Mal de dos : thérapie classique ou alternative ?

Mal de dos : thérapie classique ou alternative ?

Le mal de dos disparaît rarement seul, d’où l’intérêt de consulter sans tarder, car les traitements sont nombreux.

En cas de douleurs dorsales, la première étape doit conduire chez le médecin généraliste qui, après un interrogatoire et un examen clinique, établit son diagnostic et prescrit à son patient des antalgiques (paracétamol, ibuprofène).

La prescription en cas de douleurs dorsales

Il y associe éventuellement des anti-inflammatoires et des décontracturants musculaires. Une ceinture lombaire ou une minerve, selon la localisation de la douleur, peuvent également rassurer le malade en maintenant sa colonne vertébrale, un peu comme un plâtre.

Contrairement à ce qui se passait il y a une vingtaine d’années, les médecins ne prescrivent plus de repos systématique. Bien au contraire ! Ils recommandent au patient de maintenir son activité autant que possible.

Des infiltrations chez le rhumatologue

Si la douleur persiste, le généraliste oriente son patient vers un rhumatologue pour des examens approfondis, un masseur-kinésithérapeute pour une rééducation, ou encore vers un ostéopathe ou un chiropraticien.

Si antalgiques et anti-inflammatoires ne suffisent pas, le rhumatologue peut proposer des infiltrations de corticoïdes entre les vertèbres, afin de diminuer, voire de faire disparaître l’inflammation.

C’est en général efficace et on vient ainsi casser le cercle vicieux des inflammations rebelles. Pour les hernies sans amélioration après trois mois de traitement ou avec déficit neurologique, reste la chirurgie.

Massage et rééducation chez le kiné

À un patient souffrant de douleurs du cou ou du dos d’origine mécanique, le médecin prescrit souvent des séances de rééducation chez un masseur-kinésithérapeute. En phase aiguë, l’application de froid et/ou de courants électriques soulage la douleur.

Le massage a un effet décontracturant indéniable, mais il n’est pas suffisant. Lorsque le mal est chronique, le travail est plus actif notamment pour renforcer les muscles abdominaux et spinaux (rachidiens) maintenant la colonne. Il reviendra ensuite au patient de reproduire des exercices deux à trois fois par semaine à domicile.
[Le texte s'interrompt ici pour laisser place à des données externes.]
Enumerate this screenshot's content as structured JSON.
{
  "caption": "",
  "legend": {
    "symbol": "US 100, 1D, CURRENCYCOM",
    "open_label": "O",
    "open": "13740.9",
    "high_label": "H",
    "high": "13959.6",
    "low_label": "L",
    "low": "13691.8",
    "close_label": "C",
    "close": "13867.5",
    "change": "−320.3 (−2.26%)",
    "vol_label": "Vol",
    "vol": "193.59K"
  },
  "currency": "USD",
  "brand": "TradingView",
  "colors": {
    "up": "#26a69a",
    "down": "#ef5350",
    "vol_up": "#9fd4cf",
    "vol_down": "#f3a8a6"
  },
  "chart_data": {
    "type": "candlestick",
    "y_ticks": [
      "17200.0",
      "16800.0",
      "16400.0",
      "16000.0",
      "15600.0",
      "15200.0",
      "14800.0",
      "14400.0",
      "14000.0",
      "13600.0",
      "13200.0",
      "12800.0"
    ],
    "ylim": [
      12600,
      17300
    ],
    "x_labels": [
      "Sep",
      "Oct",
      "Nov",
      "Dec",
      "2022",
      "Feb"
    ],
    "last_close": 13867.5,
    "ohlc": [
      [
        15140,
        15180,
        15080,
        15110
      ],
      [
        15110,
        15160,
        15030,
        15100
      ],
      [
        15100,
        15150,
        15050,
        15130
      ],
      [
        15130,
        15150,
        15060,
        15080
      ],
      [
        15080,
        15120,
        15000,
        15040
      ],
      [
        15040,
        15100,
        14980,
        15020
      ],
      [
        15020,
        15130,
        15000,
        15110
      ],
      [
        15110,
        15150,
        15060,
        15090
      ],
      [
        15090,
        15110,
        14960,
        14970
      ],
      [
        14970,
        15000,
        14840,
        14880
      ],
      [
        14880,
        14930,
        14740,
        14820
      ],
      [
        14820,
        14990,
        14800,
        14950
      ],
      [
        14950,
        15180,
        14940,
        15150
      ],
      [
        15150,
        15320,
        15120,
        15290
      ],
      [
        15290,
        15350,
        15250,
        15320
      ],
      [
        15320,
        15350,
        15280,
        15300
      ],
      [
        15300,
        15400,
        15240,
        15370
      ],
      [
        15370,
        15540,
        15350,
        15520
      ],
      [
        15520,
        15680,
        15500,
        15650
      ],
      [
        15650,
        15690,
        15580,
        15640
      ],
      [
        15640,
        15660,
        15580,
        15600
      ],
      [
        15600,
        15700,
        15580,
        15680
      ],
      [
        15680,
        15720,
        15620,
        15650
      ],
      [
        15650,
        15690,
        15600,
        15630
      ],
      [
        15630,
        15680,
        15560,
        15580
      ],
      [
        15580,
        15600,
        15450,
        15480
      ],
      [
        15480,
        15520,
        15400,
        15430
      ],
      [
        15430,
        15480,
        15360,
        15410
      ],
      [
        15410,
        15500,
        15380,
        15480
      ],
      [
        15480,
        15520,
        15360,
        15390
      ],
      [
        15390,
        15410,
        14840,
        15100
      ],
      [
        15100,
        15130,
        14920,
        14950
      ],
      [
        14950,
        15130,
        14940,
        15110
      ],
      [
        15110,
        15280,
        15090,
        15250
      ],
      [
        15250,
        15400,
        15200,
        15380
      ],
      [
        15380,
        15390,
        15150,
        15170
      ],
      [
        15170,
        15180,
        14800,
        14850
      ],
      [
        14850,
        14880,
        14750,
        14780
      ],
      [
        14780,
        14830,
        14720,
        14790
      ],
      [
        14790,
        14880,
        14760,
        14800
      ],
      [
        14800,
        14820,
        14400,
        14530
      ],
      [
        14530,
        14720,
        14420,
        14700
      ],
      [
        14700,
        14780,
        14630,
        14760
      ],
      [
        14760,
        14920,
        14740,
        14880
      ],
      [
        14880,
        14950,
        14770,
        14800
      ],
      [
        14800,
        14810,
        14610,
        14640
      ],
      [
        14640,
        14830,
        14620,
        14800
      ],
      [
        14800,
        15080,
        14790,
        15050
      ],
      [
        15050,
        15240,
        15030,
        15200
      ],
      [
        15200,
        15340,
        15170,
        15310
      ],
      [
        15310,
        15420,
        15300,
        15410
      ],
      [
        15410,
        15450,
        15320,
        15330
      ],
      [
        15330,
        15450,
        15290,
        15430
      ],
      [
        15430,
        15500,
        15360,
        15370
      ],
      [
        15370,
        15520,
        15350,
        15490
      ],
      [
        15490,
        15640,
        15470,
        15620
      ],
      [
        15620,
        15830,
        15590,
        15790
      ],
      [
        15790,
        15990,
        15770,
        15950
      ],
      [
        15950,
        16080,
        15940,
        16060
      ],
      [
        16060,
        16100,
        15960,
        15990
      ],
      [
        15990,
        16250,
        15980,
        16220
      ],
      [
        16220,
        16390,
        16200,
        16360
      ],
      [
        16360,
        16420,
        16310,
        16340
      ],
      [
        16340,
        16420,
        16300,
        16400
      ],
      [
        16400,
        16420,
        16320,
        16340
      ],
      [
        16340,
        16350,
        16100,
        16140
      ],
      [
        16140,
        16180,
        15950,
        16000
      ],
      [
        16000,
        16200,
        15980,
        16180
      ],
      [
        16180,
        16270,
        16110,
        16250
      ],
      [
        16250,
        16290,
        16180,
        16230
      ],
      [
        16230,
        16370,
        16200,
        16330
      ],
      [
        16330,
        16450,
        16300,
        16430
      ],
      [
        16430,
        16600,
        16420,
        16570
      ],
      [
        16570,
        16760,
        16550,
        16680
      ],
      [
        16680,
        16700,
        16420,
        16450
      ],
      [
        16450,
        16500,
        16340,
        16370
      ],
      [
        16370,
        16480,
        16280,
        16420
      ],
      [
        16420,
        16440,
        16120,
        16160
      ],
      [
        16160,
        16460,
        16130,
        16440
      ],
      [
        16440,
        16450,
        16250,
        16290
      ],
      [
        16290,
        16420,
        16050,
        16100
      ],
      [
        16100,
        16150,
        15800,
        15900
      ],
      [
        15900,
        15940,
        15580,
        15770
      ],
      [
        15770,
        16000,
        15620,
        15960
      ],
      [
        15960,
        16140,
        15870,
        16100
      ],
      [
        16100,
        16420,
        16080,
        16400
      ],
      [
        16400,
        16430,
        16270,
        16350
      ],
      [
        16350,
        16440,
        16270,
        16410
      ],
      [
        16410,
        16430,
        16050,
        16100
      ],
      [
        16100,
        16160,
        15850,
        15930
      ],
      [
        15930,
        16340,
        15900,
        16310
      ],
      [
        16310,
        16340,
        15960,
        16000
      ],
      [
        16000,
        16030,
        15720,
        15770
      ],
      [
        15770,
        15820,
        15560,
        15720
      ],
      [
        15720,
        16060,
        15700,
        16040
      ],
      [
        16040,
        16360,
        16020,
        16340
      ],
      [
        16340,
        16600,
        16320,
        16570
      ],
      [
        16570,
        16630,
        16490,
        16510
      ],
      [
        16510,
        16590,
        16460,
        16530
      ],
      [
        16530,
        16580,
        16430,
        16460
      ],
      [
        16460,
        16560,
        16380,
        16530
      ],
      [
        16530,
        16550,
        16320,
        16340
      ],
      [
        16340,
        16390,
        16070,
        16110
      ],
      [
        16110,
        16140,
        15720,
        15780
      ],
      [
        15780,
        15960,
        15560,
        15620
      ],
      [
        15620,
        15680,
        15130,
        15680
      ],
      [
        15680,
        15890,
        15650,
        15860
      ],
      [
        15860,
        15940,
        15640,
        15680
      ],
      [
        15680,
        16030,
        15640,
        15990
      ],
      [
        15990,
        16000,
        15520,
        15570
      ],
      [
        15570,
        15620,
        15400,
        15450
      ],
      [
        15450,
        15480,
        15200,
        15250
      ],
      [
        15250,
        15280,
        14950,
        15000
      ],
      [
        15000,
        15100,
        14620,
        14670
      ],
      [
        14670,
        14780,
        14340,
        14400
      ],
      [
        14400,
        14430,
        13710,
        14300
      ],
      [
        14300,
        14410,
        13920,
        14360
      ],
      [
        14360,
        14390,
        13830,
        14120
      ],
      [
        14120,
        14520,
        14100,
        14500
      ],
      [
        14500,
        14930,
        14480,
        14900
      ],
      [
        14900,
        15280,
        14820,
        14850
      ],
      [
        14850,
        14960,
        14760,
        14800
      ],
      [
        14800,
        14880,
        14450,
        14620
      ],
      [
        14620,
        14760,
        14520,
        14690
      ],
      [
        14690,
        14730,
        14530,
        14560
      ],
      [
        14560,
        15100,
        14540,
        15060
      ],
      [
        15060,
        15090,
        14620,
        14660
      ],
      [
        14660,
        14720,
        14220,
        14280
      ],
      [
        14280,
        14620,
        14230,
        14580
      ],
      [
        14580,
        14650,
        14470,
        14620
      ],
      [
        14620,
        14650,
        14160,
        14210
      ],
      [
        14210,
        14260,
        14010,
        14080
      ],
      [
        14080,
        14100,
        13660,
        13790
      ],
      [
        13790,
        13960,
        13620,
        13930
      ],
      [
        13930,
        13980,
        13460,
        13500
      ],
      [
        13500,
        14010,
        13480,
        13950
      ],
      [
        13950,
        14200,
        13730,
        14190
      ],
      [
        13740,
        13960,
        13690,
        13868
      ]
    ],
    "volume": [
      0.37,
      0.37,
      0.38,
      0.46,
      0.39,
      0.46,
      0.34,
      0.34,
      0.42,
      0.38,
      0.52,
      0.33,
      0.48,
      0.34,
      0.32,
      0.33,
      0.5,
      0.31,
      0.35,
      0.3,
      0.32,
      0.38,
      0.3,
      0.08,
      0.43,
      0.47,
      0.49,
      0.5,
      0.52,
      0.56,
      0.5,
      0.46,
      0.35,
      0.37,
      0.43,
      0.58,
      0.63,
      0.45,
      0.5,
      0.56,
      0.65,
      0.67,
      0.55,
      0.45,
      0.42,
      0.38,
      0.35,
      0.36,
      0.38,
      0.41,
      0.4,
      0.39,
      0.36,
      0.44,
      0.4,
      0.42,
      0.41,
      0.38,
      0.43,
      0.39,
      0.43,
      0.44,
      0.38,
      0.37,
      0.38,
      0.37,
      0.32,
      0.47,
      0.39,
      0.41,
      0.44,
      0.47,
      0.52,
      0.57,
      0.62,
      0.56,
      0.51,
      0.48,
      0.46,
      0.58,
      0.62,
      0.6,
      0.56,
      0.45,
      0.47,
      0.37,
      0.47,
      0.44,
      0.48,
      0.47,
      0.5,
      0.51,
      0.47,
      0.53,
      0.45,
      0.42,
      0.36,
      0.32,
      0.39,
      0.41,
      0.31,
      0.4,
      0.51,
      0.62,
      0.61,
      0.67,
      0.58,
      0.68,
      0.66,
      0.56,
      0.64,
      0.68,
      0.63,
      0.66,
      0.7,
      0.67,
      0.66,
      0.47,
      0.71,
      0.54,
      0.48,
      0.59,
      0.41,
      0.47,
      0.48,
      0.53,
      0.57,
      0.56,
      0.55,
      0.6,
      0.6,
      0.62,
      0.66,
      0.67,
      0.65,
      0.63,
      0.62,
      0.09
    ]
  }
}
Les thérapies manuelles permettent dans certains cas de soulager rapidement la douleur. Il faut d’abord consulter son médecin quand on souffre du dos, puis demander à être orienté vers un ostéopathe lorsque l’origine de la douleur est probablement mécanique, ce qui est le cas le plus fréquent. Si l’ostéopathe est médecin, diagnostic et traitement seront effectués lors de la même visite.

Ostéopathie ou chiropratique ?

Le principe de l’ostéopathie : redonner de la mobilité dans le corps entier, et en particulier au niveau des articulations, entre les vertèbres lorsqu’elles sont "bloquées" et à l’origine d’une douleur précise. Par exemple, une douleur qui se prolonge jusque dans le pouce a pour origine un blocage entre la 5e et la 6e vertèbre cervicale. Si la douleur n’atteint que le coude, il est nécessaire d'agir entre le 4e et la 5e vertèbre cervicale, mais le rééquilibrage du bassin et du rachis, donc du corps entier, reste indispensable.

Un peu différente, la chiropratique agit par des techniques spécifiques appelées ajustements, puis par des étirements. Le chiropraticien rétablit la mobilité des articulations vertébrales et périphériques (genoux, chevilles, hanches) pouvant être à l’origine des problèmes de dos. Si, dans certains cas, elle permet d’éviter le recours aux médicaments, voire à la chirurgie, la chiropratique reste complémentaire des traitements classiques.

Comment serez-vous remboursé ?

Dans le cadre du parcours de soins, le taux de ­remboursement des consultations est fixé à 70 % du tarif conventionnel de l’assurance-maladie pour les médecins généralistes ou spécialistes. Il faut cependant noter que de nombreux spécialistes pratiquent des honoraires libres.

Un traitement chez un kinésithérapeute nécessite une prescription médicale de son médecin traitant pour ­permettre un remboursement des séances à hauteur de 60 % du tarif de base de l’assurance-maladie.

L’ostéopathie, reconnue comme pratique ­médicale en 2001, n’est pas remboursée. Seule la consultation l’est si l’ostéopathe est aussi médecin. Le solde de ses honoraires fait l’objet d’une facture, laquelle peut être en tout ou partie prise en charge par les complémentaires santé.

La chiropratique a obtenu sa reconnaissance en 2002, mais la séance (entre 50 et 80 €) n’est pas remboursée par l’assurance-maladie. Là aussi, certaines complémentaires santé en prennent une part en charge.